Durante il periodo analizzato, si rafforzava l’impressione che le forze armate, comandate dal generale Ashfaq Pervez Kayani, si facessero promotrici di tale cambiamento nonostante che, dall’uscita di scena del generale Pervez Musharraf, non avessero interferito apertamente con le attività istituzionali.

In previsione delle elezioni del 2013, o di possibili avvicendamenti, e successivamente all’approvazione di un emendamento costituzionale che riduceva sensibilmente i poteri del presidente, si notavano alcuni tentativi dell’opposizione – seppur poco incisivi – di screditare Zardari. Lo stesso Pervez Musharraf si dichiarava interessato a rientrare attivamente nella vita politica pachistana dopo aver lasciato la carica di capo delle forze armate nel 2007 e, l’anno successivo, quella di presidente della repubblica. Infatti, dal suo esilio a Londra, il 1 ̊ ottobre del 2010 Musharraf annunciava la formazione del nuovo partito politico All Pakistan Muslim League.
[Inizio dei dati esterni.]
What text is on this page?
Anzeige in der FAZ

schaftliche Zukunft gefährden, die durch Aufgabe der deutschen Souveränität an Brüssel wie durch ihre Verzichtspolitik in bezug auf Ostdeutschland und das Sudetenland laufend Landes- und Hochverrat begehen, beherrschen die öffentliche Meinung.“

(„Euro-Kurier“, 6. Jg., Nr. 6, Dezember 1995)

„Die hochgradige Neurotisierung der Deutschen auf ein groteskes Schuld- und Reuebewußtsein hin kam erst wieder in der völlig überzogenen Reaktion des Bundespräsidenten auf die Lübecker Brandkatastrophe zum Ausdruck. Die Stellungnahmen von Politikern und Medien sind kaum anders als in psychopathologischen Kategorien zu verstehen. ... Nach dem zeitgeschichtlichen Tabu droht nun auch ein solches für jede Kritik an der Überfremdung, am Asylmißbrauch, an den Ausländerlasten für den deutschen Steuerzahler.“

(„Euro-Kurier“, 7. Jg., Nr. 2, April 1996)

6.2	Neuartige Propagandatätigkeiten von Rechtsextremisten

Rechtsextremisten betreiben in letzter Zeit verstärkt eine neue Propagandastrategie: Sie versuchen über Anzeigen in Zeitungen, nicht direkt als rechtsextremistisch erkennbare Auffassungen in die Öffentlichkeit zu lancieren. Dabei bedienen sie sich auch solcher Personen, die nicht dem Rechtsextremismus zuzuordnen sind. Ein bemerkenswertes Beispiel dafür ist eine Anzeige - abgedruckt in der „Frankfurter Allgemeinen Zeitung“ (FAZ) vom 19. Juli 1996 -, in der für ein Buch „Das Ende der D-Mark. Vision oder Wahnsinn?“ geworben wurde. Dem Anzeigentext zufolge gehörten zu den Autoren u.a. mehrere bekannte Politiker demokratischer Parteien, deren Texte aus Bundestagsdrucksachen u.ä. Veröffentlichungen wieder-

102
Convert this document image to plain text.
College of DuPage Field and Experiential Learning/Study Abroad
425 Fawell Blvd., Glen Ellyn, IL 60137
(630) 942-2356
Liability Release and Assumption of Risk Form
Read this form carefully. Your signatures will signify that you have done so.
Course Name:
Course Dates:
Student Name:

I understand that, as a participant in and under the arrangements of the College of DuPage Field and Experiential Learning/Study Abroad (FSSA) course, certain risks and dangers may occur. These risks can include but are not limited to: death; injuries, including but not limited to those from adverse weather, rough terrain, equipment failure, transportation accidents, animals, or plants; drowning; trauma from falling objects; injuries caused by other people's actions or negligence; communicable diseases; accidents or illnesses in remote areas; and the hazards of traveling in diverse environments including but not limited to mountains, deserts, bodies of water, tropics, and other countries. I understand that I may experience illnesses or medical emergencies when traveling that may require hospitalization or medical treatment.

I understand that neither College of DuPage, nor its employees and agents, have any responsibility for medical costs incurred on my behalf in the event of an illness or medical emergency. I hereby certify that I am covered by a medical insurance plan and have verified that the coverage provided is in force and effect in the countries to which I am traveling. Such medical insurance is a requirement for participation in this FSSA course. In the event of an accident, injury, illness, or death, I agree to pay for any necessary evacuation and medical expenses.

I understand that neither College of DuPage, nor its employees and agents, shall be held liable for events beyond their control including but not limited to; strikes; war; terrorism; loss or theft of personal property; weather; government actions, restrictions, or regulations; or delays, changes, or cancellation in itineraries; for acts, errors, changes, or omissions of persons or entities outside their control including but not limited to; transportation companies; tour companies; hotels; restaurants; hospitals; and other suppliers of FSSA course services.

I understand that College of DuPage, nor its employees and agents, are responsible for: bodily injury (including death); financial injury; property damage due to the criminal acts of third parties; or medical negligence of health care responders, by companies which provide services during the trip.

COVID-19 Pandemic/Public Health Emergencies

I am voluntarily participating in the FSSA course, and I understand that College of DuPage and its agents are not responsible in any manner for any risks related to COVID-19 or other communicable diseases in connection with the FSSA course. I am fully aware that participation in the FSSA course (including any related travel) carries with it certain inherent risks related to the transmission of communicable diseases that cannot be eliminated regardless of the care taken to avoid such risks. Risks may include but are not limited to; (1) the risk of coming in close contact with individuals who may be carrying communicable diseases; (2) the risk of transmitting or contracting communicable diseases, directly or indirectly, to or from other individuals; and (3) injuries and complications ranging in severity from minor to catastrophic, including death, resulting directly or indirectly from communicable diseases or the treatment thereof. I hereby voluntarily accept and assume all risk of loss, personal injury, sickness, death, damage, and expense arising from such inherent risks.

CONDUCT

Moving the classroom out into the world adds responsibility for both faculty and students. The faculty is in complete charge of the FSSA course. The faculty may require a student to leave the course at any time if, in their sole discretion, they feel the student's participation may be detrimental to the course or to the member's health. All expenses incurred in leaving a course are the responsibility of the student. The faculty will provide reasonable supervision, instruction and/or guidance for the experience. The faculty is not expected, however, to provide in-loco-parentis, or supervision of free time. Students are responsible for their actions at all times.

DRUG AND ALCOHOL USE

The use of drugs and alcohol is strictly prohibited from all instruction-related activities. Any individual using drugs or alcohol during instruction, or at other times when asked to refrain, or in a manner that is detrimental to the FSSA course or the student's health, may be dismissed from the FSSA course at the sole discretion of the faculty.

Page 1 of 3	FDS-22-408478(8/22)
Continuavano anche i dissapori tra Ali Asif Zardari ed il capo della corte suprema, il giudice Iftikhar Muhammad Chaudhry. I due avevano nuovi scontri dai quali scaturivano tensioni che minacciavano di paralizzare le istituzioni del paese e di metterne a repentaglio la stabilità [W/NYT 18 febbraio 2010, «Pakistani Backs Down in Conflict With Judge»]. Il chief justice chiedeva la riapertura di un vecchio caso di corruzione e di riciclaggio di denaro, di competenza delle autorità svizzere, che vedeva indagato il presidente della repubblica. Questi rischiava di dover rinunciare all’immunità garantita alla massima carica istituzionale dall’NRO (National Reconciliation Ordinance), promulgato da Musharraf nel 2007 ed adesso giudicato anti giuridico dall’organo supremo della magistratura [AM 2009, p. 71].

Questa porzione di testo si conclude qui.